Raporun Türkiye bölümünde, ABD'nin, terörle mücadelede uzun süredir ortaklarından biri olduğu belirtilerek, ABD'nin 2012 yılında da Türkiye'nin terör örgütü PKK ile mücadelesine destek verdiği kaydedildi.
Türkiye'nin 2012 yılında önemli düzeyde iç terörist tehditlerle yüz yüze kaldığı ve bunlara güçlü karşılıklar verdiği ifade edilen raporda, Türkiye'de faaliyet gösteren en önde gelen terör örgütünün PKK olduğu hatırlatıldı ve PKK'nın Kuzey Irak ve Türkiye'nin Güneydoğu Anadolu Bölgesi'ndeki alanlarda eylemlerini düzenlediği ve genellikle Türk güvenlik güçlerini hedef aldığı belirtildi.
Raporda, Türkiye'de faaliyet gösteren diğer önde gelen terör örgütlerinin ise "DHKP-C, Marksist-Leninist gruplar ve Hizbullah" olduğu ifade edilirken, ülkede İslami Cihad Birliği üyeleri ile El Kaide destekçilerinin de görüldüğü ve Türkiye İşçi ve Köylü Kurtuluş Ordusu'nun da aktif olmamasına rağmen, Türk Hükümeti tarafından potansiyel tehdit olarak görülmeye devam ettiği bildirildi.
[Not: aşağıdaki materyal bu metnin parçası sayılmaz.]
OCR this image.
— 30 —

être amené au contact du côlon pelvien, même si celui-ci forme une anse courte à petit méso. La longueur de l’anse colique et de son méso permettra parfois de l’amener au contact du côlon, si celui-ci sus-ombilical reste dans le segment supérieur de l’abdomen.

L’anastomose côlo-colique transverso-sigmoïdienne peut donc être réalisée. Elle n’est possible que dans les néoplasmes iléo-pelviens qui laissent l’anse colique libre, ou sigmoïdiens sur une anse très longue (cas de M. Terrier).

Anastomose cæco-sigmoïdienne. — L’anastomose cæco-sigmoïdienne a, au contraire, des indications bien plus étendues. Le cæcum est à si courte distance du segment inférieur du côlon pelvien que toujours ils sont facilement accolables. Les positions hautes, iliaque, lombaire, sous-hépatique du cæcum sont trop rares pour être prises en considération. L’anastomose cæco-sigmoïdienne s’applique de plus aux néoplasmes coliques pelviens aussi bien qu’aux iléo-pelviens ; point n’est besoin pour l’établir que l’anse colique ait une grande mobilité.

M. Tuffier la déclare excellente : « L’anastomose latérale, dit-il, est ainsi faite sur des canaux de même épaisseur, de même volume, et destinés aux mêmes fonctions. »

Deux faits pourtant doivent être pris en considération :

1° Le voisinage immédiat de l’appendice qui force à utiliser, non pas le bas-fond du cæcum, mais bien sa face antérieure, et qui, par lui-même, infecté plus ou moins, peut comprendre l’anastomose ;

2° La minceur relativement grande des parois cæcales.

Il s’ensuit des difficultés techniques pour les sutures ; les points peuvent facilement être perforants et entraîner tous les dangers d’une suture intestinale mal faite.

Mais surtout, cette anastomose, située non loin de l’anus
-"2012 yılında 226 terörist vaka"
Raporda, 2012 yılında terör örgütü PKK'nın eylemlerinde ülke geneline uzanmaya devam ettiği kaydedilerek, örgütün, kırsalda Türk askerlerini pusuya düşürme, asker ve polis rotası olarak bilinen yollara IED döşeme ve kırsal alanlarda güvenlik güçleri ve sivilleri hedef alan bombalar atma gibi karakteristik taktik, teknik ve prosedürleri kullandığı belirtildi.
Ankara'da bulunan NATO Terörizmle Mücadele Mükemmelliyet Merkezi'nin kasım ayına kadar 226 terörist vaka rapor ettiği, bunlardan 1 Mart'ta İstanbul'da, 5 Mart'ta Ankara'da, 25 Mayıs'ta Kayseri'de, 4 Ağustos'ta Irak sınırı yakınlarında, 9 Ağustos'ta Foça'da, 20 Ağustos'ta Gaziaptep'te, 2 Eylül'de Beytüşşebap'ta, 11 Eylül'de İstanbul'da, 16 Eylül'de Bingöl'de, 18 Eylül'de Bingöl-Muş çevresinde ve 24 Eylül'de Tunceli'de olmak üzere 12 tanesinin özel dikkat çektiği ve kınandığı vurgulandı.
Raporda, PKK'yı hedef alan askeri operasyonlar sonucunda, 494 töreristin öldürüldüğü, 21'inin yaralandığı ve 44'ünün tutuklandığı, bunun yanında 155 teröristin teslim olduğu da bildirildi.
-"Yasal sorunlar bilgi paylaşımını sınırlıyor"
Türk kanunlarında terörizm tanımının sınırlı olduğu, Türk devleti ve vatandaşlarını hedef alan faaliyetlerle sınırlı tutulduğu, bunun küresel terörist ağlara karşı Türkiye'nin etkili eylemde bulunmasına engeller yarattığı ifade edilen raporda, bu açıdan Türk polisinin Türkiye üzerinden yasa dışı yollarla geçiş yapmaya çalışan birçok El Kaide ile ilişkili kişileri geçici olarak gözaltına almasına rağmen, Türk yetkililerin, uygun yasal araçların eksikliği gibi nedenlerle bu kişilere karşı iç hukuki yolları kullanmak yerine, hızlı biçimde sınır dışı ederek bağlı oldukları ülkelere gönderdiğine değinildi.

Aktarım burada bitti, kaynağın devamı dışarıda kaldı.